1. Using tight-seal whole-cell recording and digital fluorescence imaging, we studied intracellular calcium (ca(i)(2+)) dynamics in cerebellar basket cells, whose dendrites, axon and presynaptic terminals are coplanar, an optimal configuration for simultaneous optical measurements of all functional domains. 2. In Cs+-loaded neurones, depolarizing pulses induced large Ca-i(2+) transients in single axonal varicosities and synaptic terminals, contrasting with much weaker signals between varicosities or in the somato-dendritic domain. 3. Axonal branch points consistently displayed [Ca2+](i) rises of similar magnitude and time course to those in axonal terminals and varicosities. 4. In biocytin-filled basket cells, varicosity-like swellings were present along the axon including its branch points.

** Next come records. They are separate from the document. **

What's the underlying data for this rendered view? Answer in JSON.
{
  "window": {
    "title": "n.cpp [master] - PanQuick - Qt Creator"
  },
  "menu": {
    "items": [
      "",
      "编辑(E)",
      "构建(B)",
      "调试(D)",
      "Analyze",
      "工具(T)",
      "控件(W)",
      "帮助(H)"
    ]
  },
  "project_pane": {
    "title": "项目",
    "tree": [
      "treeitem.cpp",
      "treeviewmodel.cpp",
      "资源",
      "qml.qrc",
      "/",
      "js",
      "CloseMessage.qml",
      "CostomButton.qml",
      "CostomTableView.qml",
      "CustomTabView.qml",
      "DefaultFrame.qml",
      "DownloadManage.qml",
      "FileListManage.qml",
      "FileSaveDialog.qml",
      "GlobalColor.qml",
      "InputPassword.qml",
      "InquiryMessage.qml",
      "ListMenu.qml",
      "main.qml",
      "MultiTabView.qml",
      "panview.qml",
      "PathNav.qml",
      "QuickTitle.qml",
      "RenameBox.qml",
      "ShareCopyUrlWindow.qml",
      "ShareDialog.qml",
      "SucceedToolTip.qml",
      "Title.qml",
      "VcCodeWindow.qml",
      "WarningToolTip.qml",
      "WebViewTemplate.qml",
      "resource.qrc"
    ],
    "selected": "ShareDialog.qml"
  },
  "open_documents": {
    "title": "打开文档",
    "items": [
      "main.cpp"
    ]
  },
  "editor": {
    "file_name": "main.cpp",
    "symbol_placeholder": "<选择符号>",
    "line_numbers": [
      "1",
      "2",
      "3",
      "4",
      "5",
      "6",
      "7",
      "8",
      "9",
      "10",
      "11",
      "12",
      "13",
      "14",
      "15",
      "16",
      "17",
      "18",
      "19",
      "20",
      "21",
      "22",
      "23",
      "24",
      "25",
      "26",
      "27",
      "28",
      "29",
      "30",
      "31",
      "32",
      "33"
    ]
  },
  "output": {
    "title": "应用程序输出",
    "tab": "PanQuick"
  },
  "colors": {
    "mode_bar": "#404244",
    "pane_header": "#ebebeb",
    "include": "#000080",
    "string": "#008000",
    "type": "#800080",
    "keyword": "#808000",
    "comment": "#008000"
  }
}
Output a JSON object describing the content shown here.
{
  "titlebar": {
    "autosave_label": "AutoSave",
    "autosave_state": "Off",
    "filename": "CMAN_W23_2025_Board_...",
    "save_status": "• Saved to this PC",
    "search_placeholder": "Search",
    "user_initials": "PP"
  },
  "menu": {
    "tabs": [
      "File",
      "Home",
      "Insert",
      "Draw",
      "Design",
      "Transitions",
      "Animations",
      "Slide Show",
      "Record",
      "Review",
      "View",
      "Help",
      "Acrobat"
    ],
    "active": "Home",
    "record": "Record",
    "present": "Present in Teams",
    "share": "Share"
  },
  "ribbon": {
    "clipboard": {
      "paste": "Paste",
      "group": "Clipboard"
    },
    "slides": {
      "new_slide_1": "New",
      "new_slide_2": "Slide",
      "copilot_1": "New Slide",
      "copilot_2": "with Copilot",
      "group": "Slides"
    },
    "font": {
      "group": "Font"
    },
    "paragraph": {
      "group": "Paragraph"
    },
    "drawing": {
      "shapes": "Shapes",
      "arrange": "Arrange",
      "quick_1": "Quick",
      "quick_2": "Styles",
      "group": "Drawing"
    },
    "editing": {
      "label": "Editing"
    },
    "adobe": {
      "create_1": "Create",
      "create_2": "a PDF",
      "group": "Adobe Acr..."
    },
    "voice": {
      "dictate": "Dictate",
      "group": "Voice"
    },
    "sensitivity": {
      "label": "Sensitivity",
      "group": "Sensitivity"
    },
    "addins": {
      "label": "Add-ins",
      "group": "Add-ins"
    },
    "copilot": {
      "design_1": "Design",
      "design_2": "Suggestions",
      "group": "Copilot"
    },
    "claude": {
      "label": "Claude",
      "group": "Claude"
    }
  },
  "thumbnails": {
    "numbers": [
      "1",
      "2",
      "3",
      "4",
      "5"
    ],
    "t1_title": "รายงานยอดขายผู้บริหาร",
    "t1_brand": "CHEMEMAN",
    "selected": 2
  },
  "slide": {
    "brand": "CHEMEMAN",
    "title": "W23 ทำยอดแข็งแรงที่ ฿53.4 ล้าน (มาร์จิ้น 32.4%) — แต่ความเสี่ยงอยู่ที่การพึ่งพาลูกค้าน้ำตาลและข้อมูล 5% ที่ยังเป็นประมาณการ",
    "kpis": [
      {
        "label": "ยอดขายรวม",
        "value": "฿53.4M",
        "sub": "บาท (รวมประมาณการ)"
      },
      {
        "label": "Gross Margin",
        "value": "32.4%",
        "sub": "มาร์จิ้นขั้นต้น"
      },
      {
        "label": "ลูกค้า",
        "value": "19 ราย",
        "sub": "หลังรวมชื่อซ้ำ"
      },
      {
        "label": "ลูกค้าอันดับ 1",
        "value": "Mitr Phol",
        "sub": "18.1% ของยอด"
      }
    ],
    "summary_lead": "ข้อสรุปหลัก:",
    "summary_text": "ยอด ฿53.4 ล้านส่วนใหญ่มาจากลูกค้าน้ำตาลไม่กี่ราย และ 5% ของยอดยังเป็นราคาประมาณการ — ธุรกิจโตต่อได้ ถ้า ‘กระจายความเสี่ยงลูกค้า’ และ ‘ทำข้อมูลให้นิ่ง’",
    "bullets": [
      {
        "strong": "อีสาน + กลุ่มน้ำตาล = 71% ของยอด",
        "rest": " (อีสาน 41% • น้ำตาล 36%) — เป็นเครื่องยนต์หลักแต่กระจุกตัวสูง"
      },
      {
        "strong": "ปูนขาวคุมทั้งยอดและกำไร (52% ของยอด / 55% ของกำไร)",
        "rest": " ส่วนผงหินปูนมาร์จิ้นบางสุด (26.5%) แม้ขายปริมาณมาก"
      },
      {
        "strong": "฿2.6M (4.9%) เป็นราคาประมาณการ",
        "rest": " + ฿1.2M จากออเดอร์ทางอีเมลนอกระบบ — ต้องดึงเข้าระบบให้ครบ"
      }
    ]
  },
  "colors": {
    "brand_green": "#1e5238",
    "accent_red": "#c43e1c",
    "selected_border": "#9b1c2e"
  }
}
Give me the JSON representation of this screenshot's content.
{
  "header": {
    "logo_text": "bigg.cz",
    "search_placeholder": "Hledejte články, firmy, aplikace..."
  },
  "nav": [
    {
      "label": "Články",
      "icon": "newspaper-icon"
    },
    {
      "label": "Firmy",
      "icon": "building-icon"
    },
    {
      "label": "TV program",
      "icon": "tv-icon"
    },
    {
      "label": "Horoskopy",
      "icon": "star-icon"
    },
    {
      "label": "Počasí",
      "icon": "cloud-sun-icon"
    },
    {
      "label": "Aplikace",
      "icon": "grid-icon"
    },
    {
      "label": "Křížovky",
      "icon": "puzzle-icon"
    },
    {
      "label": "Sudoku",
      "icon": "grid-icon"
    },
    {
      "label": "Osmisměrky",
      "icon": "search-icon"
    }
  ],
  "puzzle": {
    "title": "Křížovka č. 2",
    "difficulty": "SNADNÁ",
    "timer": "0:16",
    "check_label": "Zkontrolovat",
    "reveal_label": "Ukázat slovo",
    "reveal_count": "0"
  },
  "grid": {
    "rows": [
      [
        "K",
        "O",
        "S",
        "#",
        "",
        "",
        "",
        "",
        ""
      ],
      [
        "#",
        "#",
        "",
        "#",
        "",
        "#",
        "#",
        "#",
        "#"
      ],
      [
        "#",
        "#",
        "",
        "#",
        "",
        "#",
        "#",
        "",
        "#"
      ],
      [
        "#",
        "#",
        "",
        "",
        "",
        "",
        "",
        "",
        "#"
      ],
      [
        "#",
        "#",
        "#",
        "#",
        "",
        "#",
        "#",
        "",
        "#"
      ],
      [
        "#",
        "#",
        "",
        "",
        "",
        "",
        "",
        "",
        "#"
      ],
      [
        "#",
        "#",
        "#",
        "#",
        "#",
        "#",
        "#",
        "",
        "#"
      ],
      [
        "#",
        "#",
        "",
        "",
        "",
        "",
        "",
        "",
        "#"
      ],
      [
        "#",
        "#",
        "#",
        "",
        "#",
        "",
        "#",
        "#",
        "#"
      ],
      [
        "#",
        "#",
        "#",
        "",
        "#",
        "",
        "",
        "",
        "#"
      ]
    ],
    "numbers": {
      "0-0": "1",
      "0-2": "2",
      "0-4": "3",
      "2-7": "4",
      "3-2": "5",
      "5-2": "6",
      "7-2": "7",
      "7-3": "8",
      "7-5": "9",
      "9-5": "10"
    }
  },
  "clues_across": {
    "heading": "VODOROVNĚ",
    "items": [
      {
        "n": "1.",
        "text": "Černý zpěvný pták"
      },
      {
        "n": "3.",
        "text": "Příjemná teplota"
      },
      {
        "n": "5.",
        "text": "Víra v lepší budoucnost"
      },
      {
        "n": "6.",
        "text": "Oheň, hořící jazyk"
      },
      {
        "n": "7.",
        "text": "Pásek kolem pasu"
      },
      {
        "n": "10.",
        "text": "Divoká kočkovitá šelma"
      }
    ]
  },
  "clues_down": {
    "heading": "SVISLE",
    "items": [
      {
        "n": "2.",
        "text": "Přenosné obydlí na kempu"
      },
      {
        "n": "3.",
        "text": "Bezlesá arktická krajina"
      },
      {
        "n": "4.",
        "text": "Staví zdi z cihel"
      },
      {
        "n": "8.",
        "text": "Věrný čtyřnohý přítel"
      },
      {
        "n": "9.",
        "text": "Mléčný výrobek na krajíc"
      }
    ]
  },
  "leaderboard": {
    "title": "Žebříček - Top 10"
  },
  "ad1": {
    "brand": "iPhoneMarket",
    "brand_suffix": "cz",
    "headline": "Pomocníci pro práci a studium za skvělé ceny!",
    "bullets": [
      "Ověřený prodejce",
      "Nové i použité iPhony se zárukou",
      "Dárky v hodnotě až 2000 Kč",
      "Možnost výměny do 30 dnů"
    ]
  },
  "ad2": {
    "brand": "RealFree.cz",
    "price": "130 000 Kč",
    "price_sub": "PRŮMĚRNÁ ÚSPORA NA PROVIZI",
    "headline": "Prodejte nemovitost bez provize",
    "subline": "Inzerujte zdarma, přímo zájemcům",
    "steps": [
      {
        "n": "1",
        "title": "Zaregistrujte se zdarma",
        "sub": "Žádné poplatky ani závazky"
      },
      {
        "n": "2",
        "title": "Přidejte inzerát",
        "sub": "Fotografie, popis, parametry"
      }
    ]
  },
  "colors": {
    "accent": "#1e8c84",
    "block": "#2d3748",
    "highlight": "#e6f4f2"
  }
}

Thus, axonal enlargements are not due to fluorescence-induced cell damage. 5. The spatial heterogeneity of Ca-i(2+) signals was also observed in Kf-loaded cells upon depolarizing trains, suggesting that this behaviour is an intrinsic property of Ca-i(2+) homeostasis in basket cells. 6. We conclude that depolarization of basket cell axons evokes high local Ca-i(2+) signals in synaptic terminals, en passant varicosities and branch points. While high [Ca2+](i) in presynaptic structures presumably triggers transmitter release, Ca-i(2+) transients at branch points may control signal transmission in the axonal arborization.